To make this point very apparent, let’s take two statements, one from an analysis piece on Microsoft’s most recent quarter’s earnings:
Online [Division] (mostly Bing): $707m revenue vs $739m expected, ($479m) operating loss.
And this is how Microsoft reported that same quarter for the division:
The Online Services Division reported revenue of $707 million, a 6% increase from the prior year period, and operating loss improvement of approximately $300 million.
Right, the nearly half billion dollar loss was an improvement. Ouch, you might think, why is Microsoft in search at all if it is taking a beating like that? Well, the answer is that Microsoft doesn’t want the on-ramps to the Internet to narrow to just Google, and in a way, Facebook. Also, Bing is more than just a web search engine; it’s the layer of search the Microsoft is baking into its every product.
So Bing is, and we all know it, a very strategic investment for Microsoft. It can lose all the money that it needs, provided that it continues to provide a credible threat to Google, and grow its total search volume. It does both.

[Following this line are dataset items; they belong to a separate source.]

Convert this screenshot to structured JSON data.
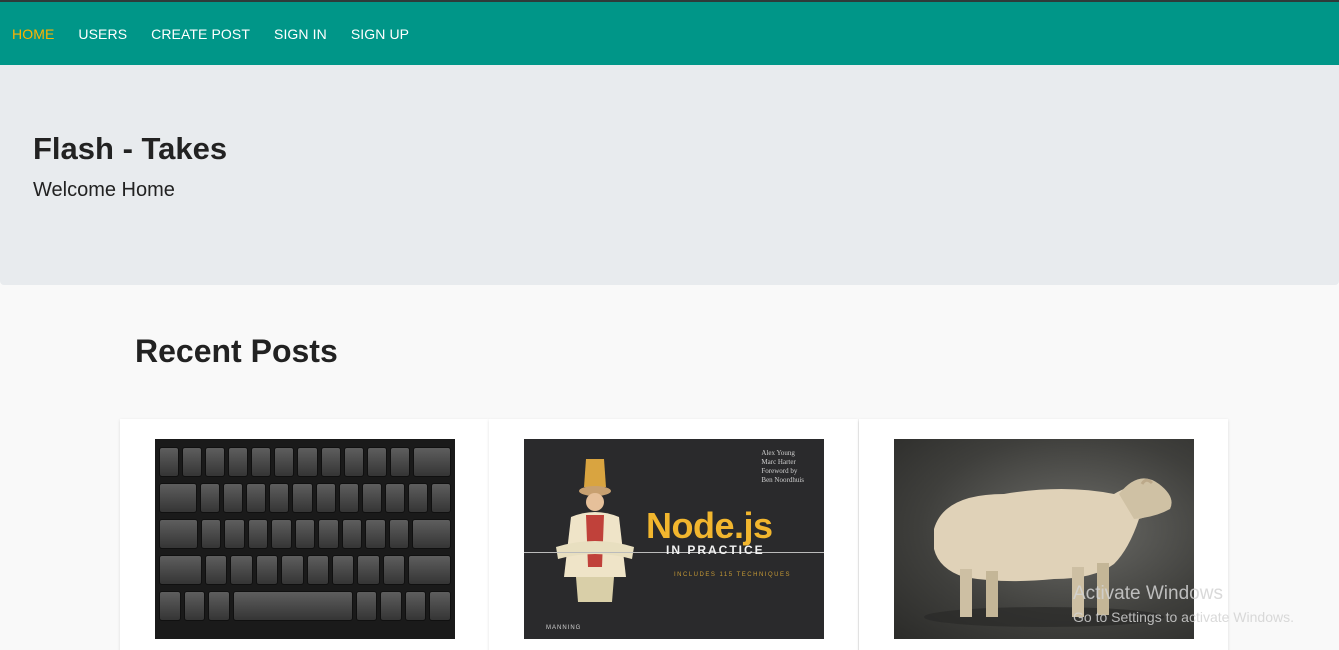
{
  "nav": {
    "items": [
      {
        "label": "HOME",
        "active": true
      },
      {
        "label": "USERS",
        "active": false
      },
      {
        "label": "CREATE POST",
        "active": false
      },
      {
        "label": "SIGN IN",
        "active": false
      },
      {
        "label": "SIGN UP",
        "active": false
      }
    ],
    "bg_color": "#009688",
    "active_color": "#ffb300"
  },
  "hero": {
    "title": "Flash - Takes",
    "subtitle": "Welcome Home"
  },
  "recent": {
    "title": "Recent Posts",
    "posts": [
      {
        "image": "keyboard-photo"
      },
      {
        "image": "nodejs-book-cover",
        "cover": {
          "authors": [
            "Alex Young",
            "Marc Harter"
          ],
          "foreword": "Foreword by",
          "foreword_name": "Ben Noordhuis",
          "title": "Node.js",
          "subtitle": "IN PRACTICE",
          "note": "INCLUDES 115 TECHNIQUES",
          "publisher": "MANNING"
        }
      },
      {
        "image": "sheep-photo"
      }
    ]
  },
  "watermark": {
    "title": "Activate Windows",
    "subtitle": "Go to Settings to activate Windows."
  }
}
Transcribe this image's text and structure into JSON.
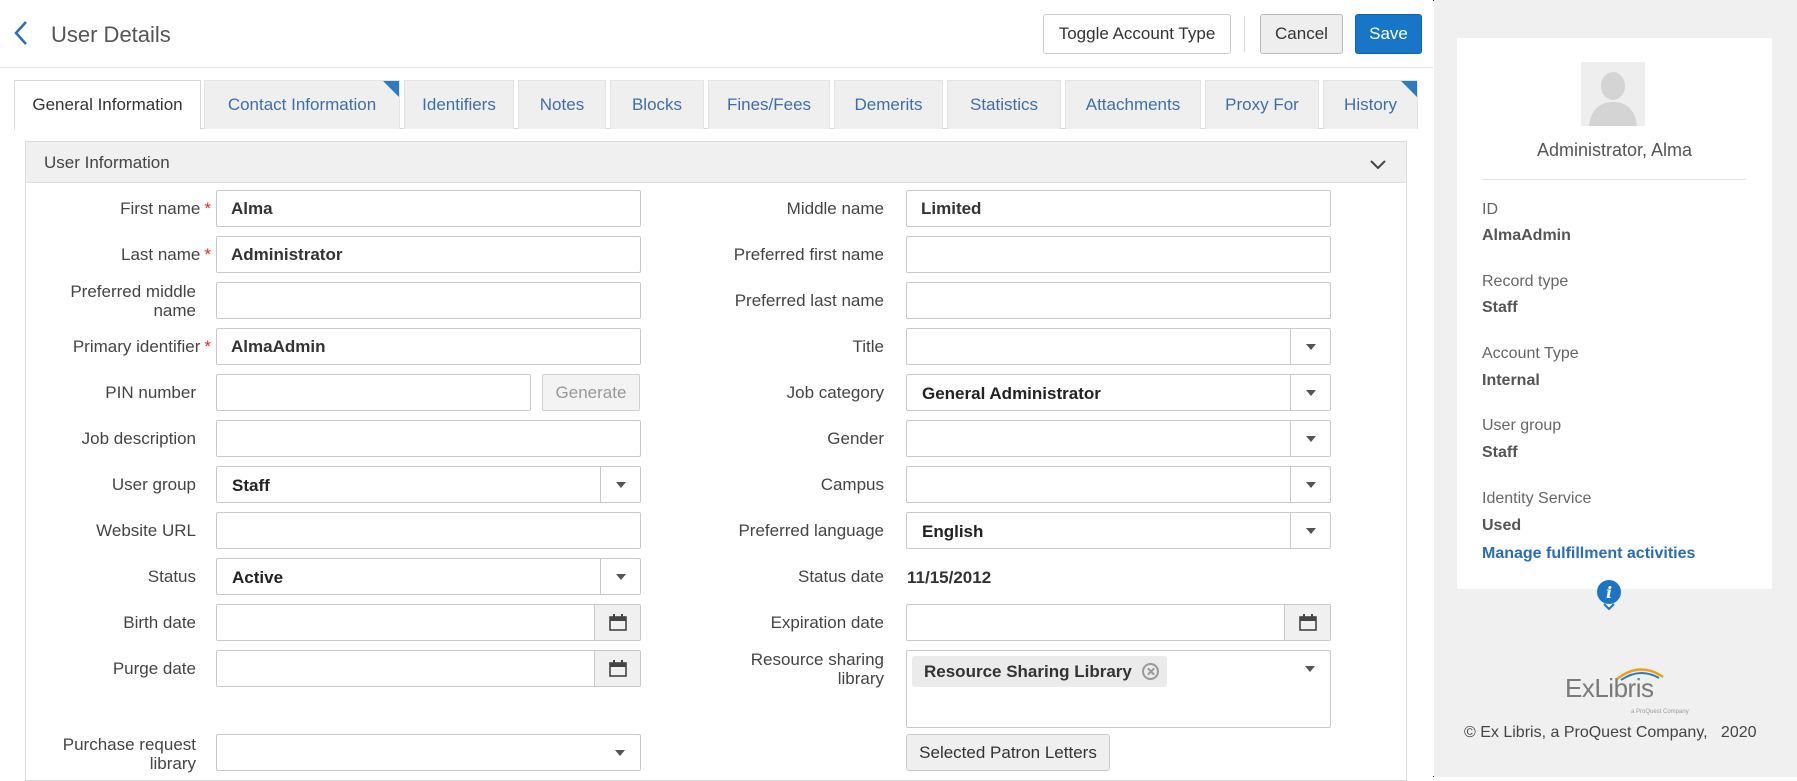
{
  "header": {
    "title": "User Details",
    "toggle_label": "Toggle Account Type",
    "cancel_label": "Cancel",
    "save_label": "Save"
  },
  "tabs": [
    {
      "label": "General Information",
      "active": true
    },
    {
      "label": "Contact Information",
      "marked": true
    },
    {
      "label": "Identifiers"
    },
    {
      "label": "Notes"
    },
    {
      "label": "Blocks"
    },
    {
      "label": "Fines/Fees"
    },
    {
      "label": "Demerits"
    },
    {
      "label": "Statistics"
    },
    {
      "label": "Attachments"
    },
    {
      "label": "Proxy For"
    },
    {
      "label": "History",
      "marked": true
    }
  ],
  "section": {
    "title": "User Information"
  },
  "form": {
    "left": {
      "first_name": {
        "label": "First name",
        "value": "Alma"
      },
      "last_name": {
        "label": "Last name",
        "value": "Administrator"
      },
      "preferred_middle_name": {
        "label": "Preferred middle name",
        "value": ""
      },
      "primary_identifier": {
        "label": "Primary identifier",
        "value": "AlmaAdmin"
      },
      "pin_number": {
        "label": "PIN number",
        "value": "",
        "generate_label": "Generate"
      },
      "job_description": {
        "label": "Job description",
        "value": ""
      },
      "user_group": {
        "label": "User group",
        "value": "Staff"
      },
      "website_url": {
        "label": "Website URL",
        "value": ""
      },
      "status": {
        "label": "Status",
        "value": "Active"
      },
      "birth_date": {
        "label": "Birth date",
        "value": ""
      },
      "purge_date": {
        "label": "Purge date",
        "value": ""
      },
      "purchase_request_library": {
        "label": "Purchase request library",
        "value": ""
      }
    },
    "right": {
      "middle_name": {
        "label": "Middle name",
        "value": "Limited"
      },
      "preferred_first_name": {
        "label": "Preferred first name",
        "value": ""
      },
      "preferred_last_name": {
        "label": "Preferred last name",
        "value": ""
      },
      "title": {
        "label": "Title",
        "value": ""
      },
      "job_category": {
        "label": "Job category",
        "value": "General Administrator"
      },
      "gender": {
        "label": "Gender",
        "value": ""
      },
      "campus": {
        "label": "Campus",
        "value": ""
      },
      "preferred_language": {
        "label": "Preferred language",
        "value": "English"
      },
      "status_date": {
        "label": "Status date",
        "value": "11/15/2012"
      },
      "expiration_date": {
        "label": "Expiration date",
        "value": ""
      },
      "resource_sharing_library": {
        "label": "Resource sharing library",
        "chip": "Resource Sharing Library"
      },
      "patron_letters_label": "Selected Patron Letters"
    }
  },
  "side_panel": {
    "name": "Administrator, Alma",
    "id_label": "ID",
    "id_value": "AlmaAdmin",
    "record_type_label": "Record type",
    "record_type_value": "Staff",
    "account_type_label": "Account Type",
    "account_type_value": "Internal",
    "user_group_label": "User group",
    "user_group_value": "Staff",
    "identity_service_label": "Identity Service",
    "identity_service_value": "Used",
    "link_label": "Manage fulfillment activities",
    "info_glyph": "i"
  },
  "footer": {
    "logo_text": "ExLibris",
    "logo_sub": "a ProQuest Company",
    "copyright": "© Ex Libris, a ProQuest Company,   2020"
  },
  "colors": {
    "accent": "#1776c8",
    "link": "#2a6db5",
    "required": "#d32f2f"
  }
}
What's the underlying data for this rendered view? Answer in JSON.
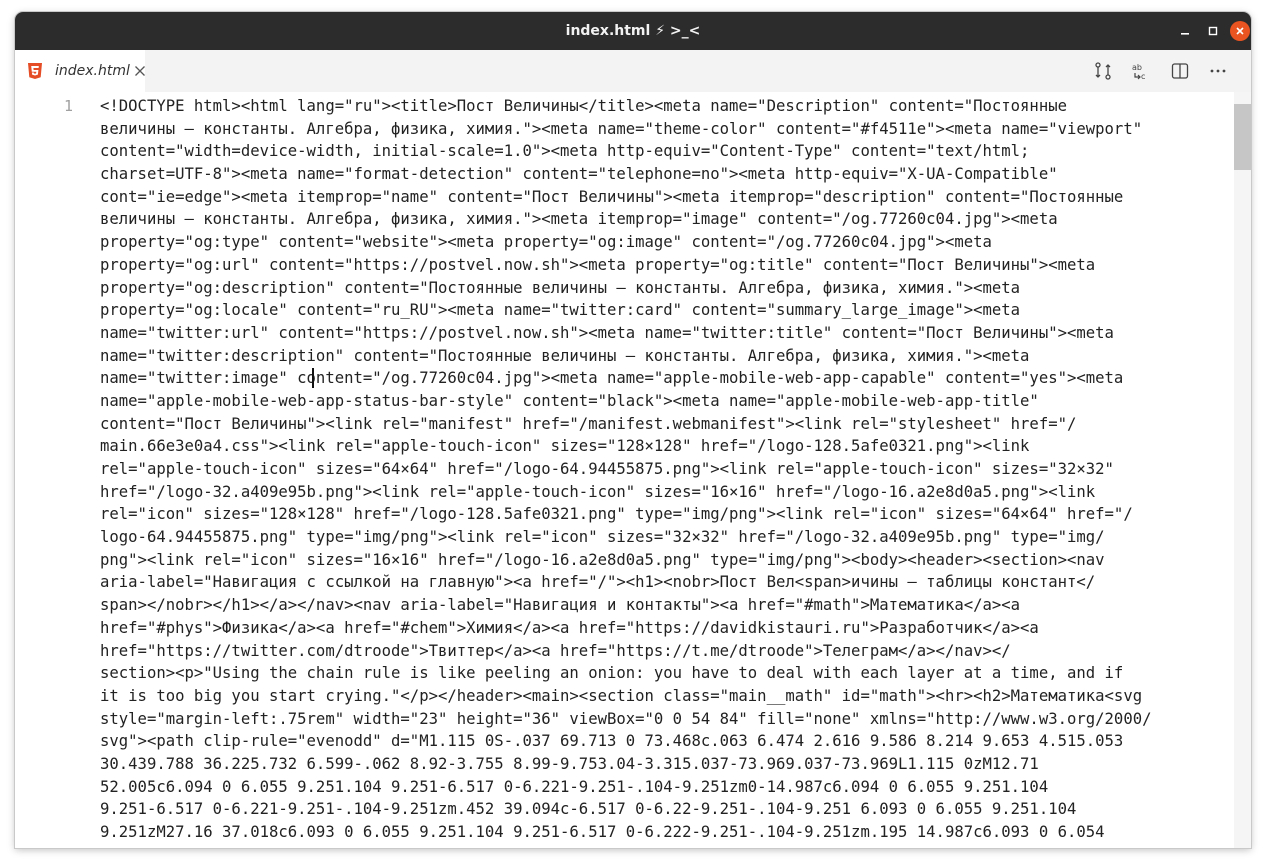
{
  "window": {
    "title": "index.html ⚡ >_<",
    "controls": {
      "minimize_icon": "minimize-icon",
      "maximize_icon": "maximize-icon",
      "close_icon": "close-icon"
    }
  },
  "tabs": [
    {
      "label": "index.html",
      "icon": "html5-icon",
      "active": true,
      "close_icon": "close-icon"
    }
  ],
  "toolbar": {
    "icons": [
      "source-control-compare-icon",
      "find-replace-icon",
      "split-editor-icon",
      "more-actions-icon"
    ]
  },
  "editor": {
    "line_number": "1",
    "lines": [
      "<!DOCTYPE html><html lang=\"ru\"><title>Пост Величины</title><meta name=\"Description\" content=\"Постоянные",
      "величины — константы. Алгебра, физика, химия.\"><meta name=\"theme-color\" content=\"#f4511e\"><meta name=\"viewport\"",
      "content=\"width=device-width, initial-scale=1.0\"><meta http-equiv=\"Content-Type\" content=\"text/html;",
      "charset=UTF-8\"><meta name=\"format-detection\" content=\"telephone=no\"><meta http-equiv=\"X-UA-Compatible\"",
      "cont=\"ie=edge\"><meta itemprop=\"name\" content=\"Пост Величины\"><meta itemprop=\"description\" content=\"Постоянные",
      "величины — константы. Алгебра, физика, химия.\"><meta itemprop=\"image\" content=\"/og.77260c04.jpg\"><meta",
      "property=\"og:type\" content=\"website\"><meta property=\"og:image\" content=\"/og.77260c04.jpg\"><meta",
      "property=\"og:url\" content=\"https://postvel.now.sh\"><meta property=\"og:title\" content=\"Пост Величины\"><meta",
      "property=\"og:description\" content=\"Постоянные величины — константы. Алгебра, физика, химия.\"><meta",
      "property=\"og:locale\" content=\"ru_RU\"><meta name=\"twitter:card\" content=\"summary_large_image\"><meta",
      "name=\"twitter:url\" content=\"https://postvel.now.sh\"><meta name=\"twitter:title\" content=\"Пост Величины\"><meta",
      "name=\"twitter:description\" content=\"Постоянные величины — константы. Алгебра, физика, химия.\"><meta",
      "name=\"twitter:image\" content=\"/og.77260c04.jpg\"><meta name=\"apple-mobile-web-app-capable\" content=\"yes\"><meta",
      "name=\"apple-mobile-web-app-status-bar-style\" content=\"black\"><meta name=\"apple-mobile-web-app-title\"",
      "content=\"Пост Величины\"><link rel=\"manifest\" href=\"/manifest.webmanifest\"><link rel=\"stylesheet\" href=\"/",
      "main.66e3e0a4.css\"><link rel=\"apple-touch-icon\" sizes=\"128×128\" href=\"/logo-128.5afe0321.png\"><link",
      "rel=\"apple-touch-icon\" sizes=\"64×64\" href=\"/logo-64.94455875.png\"><link rel=\"apple-touch-icon\" sizes=\"32×32\"",
      "href=\"/logo-32.a409e95b.png\"><link rel=\"apple-touch-icon\" sizes=\"16×16\" href=\"/logo-16.a2e8d0a5.png\"><link",
      "rel=\"icon\" sizes=\"128×128\" href=\"/logo-128.5afe0321.png\" type=\"img/png\"><link rel=\"icon\" sizes=\"64×64\" href=\"/",
      "logo-64.94455875.png\" type=\"img/png\"><link rel=\"icon\" sizes=\"32×32\" href=\"/logo-32.a409e95b.png\" type=\"img/",
      "png\"><link rel=\"icon\" sizes=\"16×16\" href=\"/logo-16.a2e8d0a5.png\" type=\"img/png\"><body><header><section><nav",
      "aria-label=\"Навигация с ссылкой на главную\"><a href=\"/\"><h1><nobr>Пост Вел<span>ичины — таблицы констант</",
      "span></nobr></h1></a></nav><nav aria-label=\"Навигация и контакты\"><a href=\"#math\">Математика</a><a",
      "href=\"#phys\">Физика</a><a href=\"#chem\">Химия</a><a href=\"https://davidkistauri.ru\">Разработчик</a><a",
      "href=\"https://twitter.com/dtroode\">Твиттер</a><a href=\"https://t.me/dtroode\">Телеграм</a></nav></",
      "section><p>\"Using the chain rule is like peeling an onion: you have to deal with each layer at a time, and if",
      "it is too big you start crying.\"</p></header><main><section class=\"main__math\" id=\"math\"><hr><h2>Математика<svg",
      "style=\"margin-left:.75rem\" width=\"23\" height=\"36\" viewBox=\"0 0 54 84\" fill=\"none\" xmlns=\"http://www.w3.org/2000/",
      "svg\"><path clip-rule=\"evenodd\" d=\"M1.115 0S-.037 69.713 0 73.468c.063 6.474 2.616 9.586 8.214 9.653 4.515.053",
      "30.439.788 36.225.732 6.599-.062 8.92-3.755 8.99-9.753.04-3.315.037-73.969.037-73.969L1.115 0zM12.71",
      "52.005c6.094 0 6.055 9.251.104 9.251-6.517 0-6.221-9.251-.104-9.251zm0-14.987c6.094 0 6.055 9.251.104",
      "9.251-6.517 0-6.221-9.251-.104-9.251zm.452 39.094c-6.517 0-6.22-9.251-.104-9.251 6.093 0 6.055 9.251.104",
      "9.251zM27.16 37.018c6.093 0 6.055 9.251.104 9.251-6.517 0-6.222-9.251-.104-9.251zm.195 14.987c6.093 0 6.054"
    ]
  }
}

Now, why Facebook as a potential acquirer? That’s simple: Bing is already integrated into Facebook, the companies share a close relationship, and Microsoft owns part of the company. But with Bing likely losing $1 billion this year alone (back of the envelope math), who can afford to buy an asset that isn’t performing well on a profit basis? Facebook cannot, with red ink like that, it would not be able to go public at the valuation that it expects to command.
And that’s why Bing is worth quite a lot of money to Microsoft, but likely little to another company. Given that huge disconnect, I doubt that we’ll see a sale any time soon, unless some takes a huge gamble, or makes a big mistake. Bing will continue as a Microsoft project, and in my view, a crucial one.